Once those bacteria became resistant to carbapenems, colistin was all that was left. Colistin, being an old drug, is cheap and it became an affordable addition to animal feed. To make animals put on muscle mass faster, and protect them from the conditions of intensive farming colistin was the new answer. China became one of the world’s highest users of colistin for agriculture purpose. Chinese found the very first colistin-resistant E. coli in 2013 in a pig. The gene Chinese discovered which directs colistin resistance and which they dubbed MCR-1, was present in 78 out of 523 samples of raw pork and chicken meat (15 percent). Also present in 166 out of 804 pigs (21 percent) and in 16 out of 1,322 samples from hospital patients with infections (1 percent). The resistance bacteria were not merely gut bacteria that had acquired the necessary DNA and hanging out quietly; these pathogens are already causing human infections. The MCR-1 gene that creates this resistance is contained on a plasmid.

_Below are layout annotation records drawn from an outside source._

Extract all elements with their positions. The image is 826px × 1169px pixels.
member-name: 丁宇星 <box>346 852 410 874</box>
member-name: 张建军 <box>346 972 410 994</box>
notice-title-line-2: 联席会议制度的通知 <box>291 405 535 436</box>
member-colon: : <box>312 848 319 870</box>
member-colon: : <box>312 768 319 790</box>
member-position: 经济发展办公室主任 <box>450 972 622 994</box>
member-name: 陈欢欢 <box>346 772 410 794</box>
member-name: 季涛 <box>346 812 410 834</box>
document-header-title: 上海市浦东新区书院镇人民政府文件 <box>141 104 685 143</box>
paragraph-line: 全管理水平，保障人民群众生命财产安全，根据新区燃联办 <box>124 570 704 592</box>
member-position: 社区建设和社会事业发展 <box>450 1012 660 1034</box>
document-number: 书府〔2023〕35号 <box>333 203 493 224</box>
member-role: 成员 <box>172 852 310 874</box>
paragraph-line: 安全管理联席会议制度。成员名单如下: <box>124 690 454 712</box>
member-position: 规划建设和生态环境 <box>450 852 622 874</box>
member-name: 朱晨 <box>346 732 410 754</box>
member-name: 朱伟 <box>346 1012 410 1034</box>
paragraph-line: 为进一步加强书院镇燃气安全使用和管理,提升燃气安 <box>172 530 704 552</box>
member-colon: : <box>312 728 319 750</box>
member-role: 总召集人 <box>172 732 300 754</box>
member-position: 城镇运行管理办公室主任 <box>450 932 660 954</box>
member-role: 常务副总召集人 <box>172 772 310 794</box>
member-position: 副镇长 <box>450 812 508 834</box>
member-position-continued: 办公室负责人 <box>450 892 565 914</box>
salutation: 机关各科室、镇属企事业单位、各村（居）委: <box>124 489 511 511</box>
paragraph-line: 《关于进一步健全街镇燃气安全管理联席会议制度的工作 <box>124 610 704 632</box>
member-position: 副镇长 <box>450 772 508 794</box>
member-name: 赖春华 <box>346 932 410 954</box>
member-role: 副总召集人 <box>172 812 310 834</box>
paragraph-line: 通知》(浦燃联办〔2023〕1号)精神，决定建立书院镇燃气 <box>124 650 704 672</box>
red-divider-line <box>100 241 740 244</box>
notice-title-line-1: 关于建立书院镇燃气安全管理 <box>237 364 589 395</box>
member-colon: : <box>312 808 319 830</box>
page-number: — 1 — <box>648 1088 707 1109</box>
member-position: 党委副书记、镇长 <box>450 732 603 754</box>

Plasmid is a small piece of DNA and it is not part of the pathogen’s chromosome. Plasmids move freely around the bacterial world. They hop from one bacterium to another. In the past, plasmids have transported resistance DNA between bacterial species. This has been facilitating resistance’s rapid movement around the globe. The rapid dissemination of previous resistance mechanisms (eg, NDM-1) indicates that it will ultimately become global. “Pan Drug Resistance” means that nothing will work. That infections are untreatable by any known antibiotics.
Overview of bacterial conjugation; plasmids movement among bacteria.
GRAPHIC: https://en.wikipedia.org/wiki/Plasmid .
It’s worth noting that not every superbug prediction came true. In the early 2000s, resistance to vancomycin—like colistin, another last-resort antibiotic preserved from the 1950s also moved via a plasmid from Enterococcus into Staphylococcus aureus, or staph (VRSA). The emergence of VRSA, was also worrisome. VRSA, however, turned out not to be much of a threat. We had only 14 cases of VRSA in the United States in past 15 years.
What makes new colistin resistance different from VRSA? Unfortunately it is the role that agriculture is playing in its dispersal. Thousands to millions of animals are getting colistin. This exponentially expands the opportunities that favor resistance. Also colistin resistance could begin moving from animals and into people without much notice. European Molecular Biology Laboratory received five submissions of bacterial data that appeared to contain the MCR gene—but not from China but from Malaysia. This is alarming.
What will happen next? Unfortunately, we have to wait and see.